Let's say you have a new web page in ./app/index.html and you want to publish it on on the Internet.. to https://make-self-hosting-great-again.grigio.org what do you do?
It can be easy as using a docker-compose.yml file and run a command!

# docker-compose.yml 

version: "3"
    image: busybox
    restart: unless-stopped
      - ./app:/var/www    
      - web
      - traefik.docker.network=web
      - traefik.frontend.rule=Host:make-self-hosting-great-again.grigio.org
      - traefik.port=9000
      - traefik.backend=msgh
    entrypoint: busybox httpd -f -p -h /var/www
    external: true

And then

docker-compose up -d

And we are live! https://make-self-hosting-great-again.grigio.org



  1. Check with dig subdomain.yourdomain.com that the DNS propagation is complete, it could take some minutes.
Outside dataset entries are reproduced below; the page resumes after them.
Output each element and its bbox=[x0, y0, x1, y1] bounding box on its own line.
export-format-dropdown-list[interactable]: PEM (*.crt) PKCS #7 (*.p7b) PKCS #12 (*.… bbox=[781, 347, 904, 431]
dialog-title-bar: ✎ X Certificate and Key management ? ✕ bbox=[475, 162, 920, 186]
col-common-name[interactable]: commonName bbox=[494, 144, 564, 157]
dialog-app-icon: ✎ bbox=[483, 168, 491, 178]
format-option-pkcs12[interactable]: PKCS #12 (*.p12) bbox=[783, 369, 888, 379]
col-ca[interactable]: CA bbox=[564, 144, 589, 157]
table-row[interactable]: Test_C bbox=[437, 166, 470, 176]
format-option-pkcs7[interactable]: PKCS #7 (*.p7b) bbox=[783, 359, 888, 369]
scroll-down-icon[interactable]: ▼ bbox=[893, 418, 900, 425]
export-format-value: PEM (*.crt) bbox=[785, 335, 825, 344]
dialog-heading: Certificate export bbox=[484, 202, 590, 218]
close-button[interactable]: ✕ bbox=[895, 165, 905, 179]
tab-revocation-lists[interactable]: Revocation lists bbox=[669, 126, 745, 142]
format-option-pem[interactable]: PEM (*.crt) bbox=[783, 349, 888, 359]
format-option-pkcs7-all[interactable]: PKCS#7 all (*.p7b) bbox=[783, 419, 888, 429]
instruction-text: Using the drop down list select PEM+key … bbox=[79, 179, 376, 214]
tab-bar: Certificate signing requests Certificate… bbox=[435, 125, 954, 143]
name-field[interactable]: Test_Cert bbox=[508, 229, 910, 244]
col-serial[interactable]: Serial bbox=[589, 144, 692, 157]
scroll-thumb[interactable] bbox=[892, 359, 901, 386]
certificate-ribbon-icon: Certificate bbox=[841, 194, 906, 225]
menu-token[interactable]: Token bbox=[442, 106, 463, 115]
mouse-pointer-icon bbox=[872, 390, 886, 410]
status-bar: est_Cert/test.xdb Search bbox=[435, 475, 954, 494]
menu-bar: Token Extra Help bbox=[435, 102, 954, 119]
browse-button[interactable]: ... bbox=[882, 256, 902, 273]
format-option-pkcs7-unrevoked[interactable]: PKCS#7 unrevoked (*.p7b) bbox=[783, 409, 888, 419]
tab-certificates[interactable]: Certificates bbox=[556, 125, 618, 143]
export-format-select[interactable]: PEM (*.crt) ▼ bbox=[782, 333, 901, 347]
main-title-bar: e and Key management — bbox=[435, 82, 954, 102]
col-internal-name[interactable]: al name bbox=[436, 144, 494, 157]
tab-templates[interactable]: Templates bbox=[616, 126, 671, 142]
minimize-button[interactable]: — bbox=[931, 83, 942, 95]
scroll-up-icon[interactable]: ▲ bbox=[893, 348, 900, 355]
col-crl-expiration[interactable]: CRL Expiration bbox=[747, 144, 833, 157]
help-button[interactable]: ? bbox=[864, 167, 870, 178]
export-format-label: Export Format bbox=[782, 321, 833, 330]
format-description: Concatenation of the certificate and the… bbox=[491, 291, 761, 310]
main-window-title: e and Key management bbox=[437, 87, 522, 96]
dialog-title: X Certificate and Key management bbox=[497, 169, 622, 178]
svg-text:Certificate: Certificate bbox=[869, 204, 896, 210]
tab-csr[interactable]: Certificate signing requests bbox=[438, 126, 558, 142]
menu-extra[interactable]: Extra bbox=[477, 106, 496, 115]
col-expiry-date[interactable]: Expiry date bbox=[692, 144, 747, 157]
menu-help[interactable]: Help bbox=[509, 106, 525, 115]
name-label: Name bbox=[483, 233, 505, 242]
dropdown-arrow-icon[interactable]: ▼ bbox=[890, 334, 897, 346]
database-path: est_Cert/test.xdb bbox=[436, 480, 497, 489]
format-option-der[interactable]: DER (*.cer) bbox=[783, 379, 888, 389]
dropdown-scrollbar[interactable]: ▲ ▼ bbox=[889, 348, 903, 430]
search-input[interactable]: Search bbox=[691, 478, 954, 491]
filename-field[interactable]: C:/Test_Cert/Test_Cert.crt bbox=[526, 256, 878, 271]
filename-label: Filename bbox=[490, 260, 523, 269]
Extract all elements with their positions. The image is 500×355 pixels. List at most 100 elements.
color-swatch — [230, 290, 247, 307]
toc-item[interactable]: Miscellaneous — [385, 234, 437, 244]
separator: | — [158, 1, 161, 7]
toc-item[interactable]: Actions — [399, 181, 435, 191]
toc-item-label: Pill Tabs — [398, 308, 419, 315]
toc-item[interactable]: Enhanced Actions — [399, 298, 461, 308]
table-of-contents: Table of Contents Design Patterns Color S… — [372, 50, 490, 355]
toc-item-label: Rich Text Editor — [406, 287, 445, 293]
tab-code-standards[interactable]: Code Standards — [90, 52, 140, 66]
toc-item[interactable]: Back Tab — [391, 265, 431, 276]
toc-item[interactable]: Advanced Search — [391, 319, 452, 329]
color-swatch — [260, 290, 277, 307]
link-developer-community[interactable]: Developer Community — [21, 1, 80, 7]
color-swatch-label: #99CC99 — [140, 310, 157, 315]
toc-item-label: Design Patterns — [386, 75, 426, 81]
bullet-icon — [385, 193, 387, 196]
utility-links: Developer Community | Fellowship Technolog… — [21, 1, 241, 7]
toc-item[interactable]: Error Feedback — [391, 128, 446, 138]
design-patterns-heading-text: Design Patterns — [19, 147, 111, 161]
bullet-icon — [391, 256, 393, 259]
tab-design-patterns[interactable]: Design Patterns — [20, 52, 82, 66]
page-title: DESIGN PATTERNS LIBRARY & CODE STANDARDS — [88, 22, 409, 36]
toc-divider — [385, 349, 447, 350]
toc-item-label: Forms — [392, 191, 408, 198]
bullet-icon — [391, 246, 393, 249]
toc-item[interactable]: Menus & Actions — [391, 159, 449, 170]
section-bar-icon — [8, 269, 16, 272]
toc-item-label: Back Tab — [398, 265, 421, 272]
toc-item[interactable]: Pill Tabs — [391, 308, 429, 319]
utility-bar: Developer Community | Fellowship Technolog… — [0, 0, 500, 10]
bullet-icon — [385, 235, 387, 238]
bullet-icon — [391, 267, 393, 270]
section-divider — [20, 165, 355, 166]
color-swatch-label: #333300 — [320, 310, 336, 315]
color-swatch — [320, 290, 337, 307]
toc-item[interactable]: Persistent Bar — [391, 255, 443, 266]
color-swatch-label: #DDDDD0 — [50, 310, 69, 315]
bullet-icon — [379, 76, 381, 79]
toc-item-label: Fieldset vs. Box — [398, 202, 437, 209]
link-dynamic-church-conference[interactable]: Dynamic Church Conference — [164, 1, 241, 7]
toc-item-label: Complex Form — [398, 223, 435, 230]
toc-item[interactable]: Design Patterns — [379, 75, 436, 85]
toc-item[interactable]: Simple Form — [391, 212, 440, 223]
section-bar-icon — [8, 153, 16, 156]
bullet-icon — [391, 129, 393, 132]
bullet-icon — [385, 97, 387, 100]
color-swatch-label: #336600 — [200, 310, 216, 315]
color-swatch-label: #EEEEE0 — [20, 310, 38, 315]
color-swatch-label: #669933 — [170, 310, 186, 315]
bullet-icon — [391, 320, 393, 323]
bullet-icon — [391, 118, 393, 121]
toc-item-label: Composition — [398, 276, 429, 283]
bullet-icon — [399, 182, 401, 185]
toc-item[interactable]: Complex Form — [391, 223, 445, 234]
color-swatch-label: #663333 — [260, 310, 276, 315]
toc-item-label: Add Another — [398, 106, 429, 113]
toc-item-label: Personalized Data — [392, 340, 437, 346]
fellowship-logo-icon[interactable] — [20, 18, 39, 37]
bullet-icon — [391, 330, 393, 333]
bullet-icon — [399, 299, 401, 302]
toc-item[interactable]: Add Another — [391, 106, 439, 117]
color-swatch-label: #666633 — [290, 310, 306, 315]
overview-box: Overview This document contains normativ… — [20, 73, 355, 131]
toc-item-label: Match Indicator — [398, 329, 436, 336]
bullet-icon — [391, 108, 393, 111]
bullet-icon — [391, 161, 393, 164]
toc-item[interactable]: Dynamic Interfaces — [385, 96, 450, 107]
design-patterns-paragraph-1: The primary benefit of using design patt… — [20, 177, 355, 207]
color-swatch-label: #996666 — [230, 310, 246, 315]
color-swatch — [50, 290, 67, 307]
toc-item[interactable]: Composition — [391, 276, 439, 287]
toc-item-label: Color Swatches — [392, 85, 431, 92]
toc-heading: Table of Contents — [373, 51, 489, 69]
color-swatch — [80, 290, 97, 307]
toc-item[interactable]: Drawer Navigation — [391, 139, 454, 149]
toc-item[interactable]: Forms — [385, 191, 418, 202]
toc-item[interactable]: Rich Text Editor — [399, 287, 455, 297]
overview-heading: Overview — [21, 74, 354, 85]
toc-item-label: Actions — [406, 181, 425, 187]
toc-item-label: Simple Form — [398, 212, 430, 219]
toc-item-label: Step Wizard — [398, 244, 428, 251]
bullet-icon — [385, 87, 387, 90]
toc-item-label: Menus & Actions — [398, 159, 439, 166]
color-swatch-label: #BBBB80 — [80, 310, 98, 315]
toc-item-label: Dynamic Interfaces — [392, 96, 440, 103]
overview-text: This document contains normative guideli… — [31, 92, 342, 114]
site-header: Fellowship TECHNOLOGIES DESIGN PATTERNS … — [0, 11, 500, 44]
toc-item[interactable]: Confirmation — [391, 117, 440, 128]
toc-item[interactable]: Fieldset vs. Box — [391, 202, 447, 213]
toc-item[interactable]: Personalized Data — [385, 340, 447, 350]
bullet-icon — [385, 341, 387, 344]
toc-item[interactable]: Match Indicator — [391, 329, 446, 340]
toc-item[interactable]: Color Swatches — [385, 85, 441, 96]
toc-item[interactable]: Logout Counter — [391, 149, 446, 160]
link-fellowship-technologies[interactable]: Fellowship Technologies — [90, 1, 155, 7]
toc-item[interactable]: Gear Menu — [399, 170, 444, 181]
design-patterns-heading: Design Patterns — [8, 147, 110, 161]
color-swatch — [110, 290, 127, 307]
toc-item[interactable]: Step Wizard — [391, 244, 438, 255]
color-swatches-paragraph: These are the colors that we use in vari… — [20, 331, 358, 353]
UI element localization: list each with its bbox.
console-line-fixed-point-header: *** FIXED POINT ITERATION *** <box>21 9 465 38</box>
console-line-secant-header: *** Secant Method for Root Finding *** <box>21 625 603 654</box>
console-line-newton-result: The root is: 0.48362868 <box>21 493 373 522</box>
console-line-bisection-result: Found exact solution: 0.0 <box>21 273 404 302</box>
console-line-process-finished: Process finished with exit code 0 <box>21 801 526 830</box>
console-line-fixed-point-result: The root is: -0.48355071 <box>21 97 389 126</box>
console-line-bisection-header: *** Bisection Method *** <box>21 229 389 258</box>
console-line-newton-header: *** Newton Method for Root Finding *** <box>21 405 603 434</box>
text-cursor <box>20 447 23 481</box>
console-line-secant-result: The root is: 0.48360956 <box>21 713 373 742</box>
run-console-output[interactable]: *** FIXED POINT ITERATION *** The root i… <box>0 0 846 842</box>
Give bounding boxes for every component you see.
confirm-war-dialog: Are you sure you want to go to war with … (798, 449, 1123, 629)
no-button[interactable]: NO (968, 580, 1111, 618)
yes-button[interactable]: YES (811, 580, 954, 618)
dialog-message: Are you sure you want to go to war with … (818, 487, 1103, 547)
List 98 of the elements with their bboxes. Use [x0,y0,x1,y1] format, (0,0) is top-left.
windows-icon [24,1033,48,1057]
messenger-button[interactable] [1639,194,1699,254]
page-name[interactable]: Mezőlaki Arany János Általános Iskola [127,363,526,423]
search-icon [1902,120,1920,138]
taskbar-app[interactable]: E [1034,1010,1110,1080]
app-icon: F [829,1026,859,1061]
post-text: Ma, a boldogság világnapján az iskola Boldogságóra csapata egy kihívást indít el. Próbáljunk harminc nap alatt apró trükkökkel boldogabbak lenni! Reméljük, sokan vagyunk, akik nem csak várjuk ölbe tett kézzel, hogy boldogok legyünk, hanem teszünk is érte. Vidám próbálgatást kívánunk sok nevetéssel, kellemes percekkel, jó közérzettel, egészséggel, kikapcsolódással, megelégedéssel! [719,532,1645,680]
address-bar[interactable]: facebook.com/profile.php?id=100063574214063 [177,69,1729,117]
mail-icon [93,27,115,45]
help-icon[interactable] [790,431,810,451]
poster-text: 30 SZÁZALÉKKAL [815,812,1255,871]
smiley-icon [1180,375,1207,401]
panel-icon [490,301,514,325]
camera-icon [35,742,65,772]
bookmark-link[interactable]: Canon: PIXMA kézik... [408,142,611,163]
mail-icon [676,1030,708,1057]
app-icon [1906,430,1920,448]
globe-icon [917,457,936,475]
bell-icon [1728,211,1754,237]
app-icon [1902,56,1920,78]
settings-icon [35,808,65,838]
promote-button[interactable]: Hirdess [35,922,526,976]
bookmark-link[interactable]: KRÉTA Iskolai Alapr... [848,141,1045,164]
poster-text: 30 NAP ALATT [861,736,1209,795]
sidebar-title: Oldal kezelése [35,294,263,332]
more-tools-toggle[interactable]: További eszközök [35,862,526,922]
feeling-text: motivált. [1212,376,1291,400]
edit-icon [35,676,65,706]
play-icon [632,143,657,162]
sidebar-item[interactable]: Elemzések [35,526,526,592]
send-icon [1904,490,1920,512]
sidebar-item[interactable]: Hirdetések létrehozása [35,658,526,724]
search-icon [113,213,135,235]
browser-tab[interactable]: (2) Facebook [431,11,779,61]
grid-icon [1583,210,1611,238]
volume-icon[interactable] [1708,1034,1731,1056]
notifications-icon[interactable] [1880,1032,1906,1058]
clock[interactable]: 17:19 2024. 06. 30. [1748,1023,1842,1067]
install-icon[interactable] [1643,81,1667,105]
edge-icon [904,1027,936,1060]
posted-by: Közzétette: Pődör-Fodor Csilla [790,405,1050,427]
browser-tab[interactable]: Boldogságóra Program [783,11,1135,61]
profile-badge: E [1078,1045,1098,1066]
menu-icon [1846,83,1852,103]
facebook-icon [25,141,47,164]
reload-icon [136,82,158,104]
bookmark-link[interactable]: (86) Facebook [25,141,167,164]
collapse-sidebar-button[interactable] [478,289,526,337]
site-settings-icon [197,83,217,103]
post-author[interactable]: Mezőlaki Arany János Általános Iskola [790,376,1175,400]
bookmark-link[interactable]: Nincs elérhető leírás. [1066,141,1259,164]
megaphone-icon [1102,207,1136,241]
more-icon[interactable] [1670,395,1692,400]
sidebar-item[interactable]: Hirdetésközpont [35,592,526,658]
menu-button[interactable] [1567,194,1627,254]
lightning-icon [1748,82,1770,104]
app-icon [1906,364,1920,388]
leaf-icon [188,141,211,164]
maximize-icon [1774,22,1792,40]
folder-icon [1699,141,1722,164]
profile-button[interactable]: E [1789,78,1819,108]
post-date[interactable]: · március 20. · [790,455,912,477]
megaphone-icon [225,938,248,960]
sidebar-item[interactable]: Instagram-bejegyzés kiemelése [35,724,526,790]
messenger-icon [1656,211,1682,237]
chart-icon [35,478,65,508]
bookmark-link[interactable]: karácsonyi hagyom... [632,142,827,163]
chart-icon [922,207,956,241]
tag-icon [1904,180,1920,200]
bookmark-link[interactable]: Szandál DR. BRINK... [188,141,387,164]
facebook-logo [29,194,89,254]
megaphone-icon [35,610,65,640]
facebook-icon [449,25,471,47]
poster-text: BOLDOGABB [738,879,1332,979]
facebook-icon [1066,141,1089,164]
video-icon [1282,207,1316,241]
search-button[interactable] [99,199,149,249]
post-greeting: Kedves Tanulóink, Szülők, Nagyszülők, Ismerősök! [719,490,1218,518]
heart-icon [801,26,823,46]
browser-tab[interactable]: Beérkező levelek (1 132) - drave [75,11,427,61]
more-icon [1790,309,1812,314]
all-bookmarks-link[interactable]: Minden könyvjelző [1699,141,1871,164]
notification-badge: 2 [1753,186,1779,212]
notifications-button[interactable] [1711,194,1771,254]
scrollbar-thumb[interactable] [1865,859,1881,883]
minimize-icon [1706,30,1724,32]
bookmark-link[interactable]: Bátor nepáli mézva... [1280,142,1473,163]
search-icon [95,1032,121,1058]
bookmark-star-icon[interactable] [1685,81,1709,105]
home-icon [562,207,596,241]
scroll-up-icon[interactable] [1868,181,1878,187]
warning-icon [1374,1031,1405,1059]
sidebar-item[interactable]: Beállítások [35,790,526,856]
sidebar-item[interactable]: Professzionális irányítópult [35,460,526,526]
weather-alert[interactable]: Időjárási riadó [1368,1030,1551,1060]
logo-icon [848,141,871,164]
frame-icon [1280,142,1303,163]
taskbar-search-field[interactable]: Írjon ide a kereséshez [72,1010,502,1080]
You should see the name resolved your IP. With A * YOUR.VPS.IP You can resolve all subdomains.

  2. Sometimes the HTTPS / Traefik / Letsencrypt certificate is not valid, you have to wait or try an anonymous session in the browser.. because it isn't updated on every request, at least on Chrome.

  3. The network web is used by Traefik to automagically generate the HTTPS certificate, you could also use a network to share a database name resolution among multiple containers.

Making things simple is hard

To be honest, I tried several times in the past to do this migration, and I failed. At the time docker was immature to my needs but now it's another story. Here is a list of things of my pains:

  • Ideally docker containers are stateless, but some projects, specially old CMS mix app, config, plugins, web server extensions, database configs (ex. mod_rewrite for clean urls,..). There isn't a perfect solution, you can always mount that blob and use the container to freeze the stack.

  • Projects with not clear dependencies are pain. I had problems with old versions of Drupal 4 /6 and Meteor 1.0.3.x Stacks evolves and also Databases and you have to replicate the exact version to port them.

  • mysqldump is a pain, it did a backup of a database with a corrupt table without errors.. but the dump ignored halt of the tables -_-

Thanks to the open source and docker ecosystem

Here some docker images I use:

Base infrastructure

  • Reverse Proxy: Traefik traefik:alpine It is the only gateway to manage websites traffic and HTTPS certs renewal (port 80/443)
  • Container management web UI: Portainer portainer/portainer To have a visual feedback of docker and docker-compose commands
  • System performance overview: Netdata netdata/netdata

Extra infrastructure

  • Email aliases martinpesek/postfix-forwarding
  • VPN server kylemanna/openvpn

App infrastructure

  • Databases: mysql:5.7
  • Stacks: php:5-fpm, ghost:0
  • .. and more but with weird customizations


Some beautyful oneliners..

It creates a temporary mysql container to extract a database backup

docker run --net web -v $PWD/backup:/backup --rm  -i mysql:5.7 sh -c "MYSQL_PWD=yourpassword mysqldump -h mysqlinstance -u yourdbuser yourdatabase | gzip -9 > /backup/dbbackup.sql.gz"

It attaches to mysql container to restore a database backup

docker exec -i mysqlinstance /usr/bin/mysql -u root --password=yourrootpassword -e "create database yourdatabase"
gunzip < backup/dbbackup.sql.gz | docker exec -i mysqlinstance /usr/bin/mysql -u yourdbuser --password=yourpassword yourdatabase

I hope you like it, the cloud isn't just Amazon AWS and Google.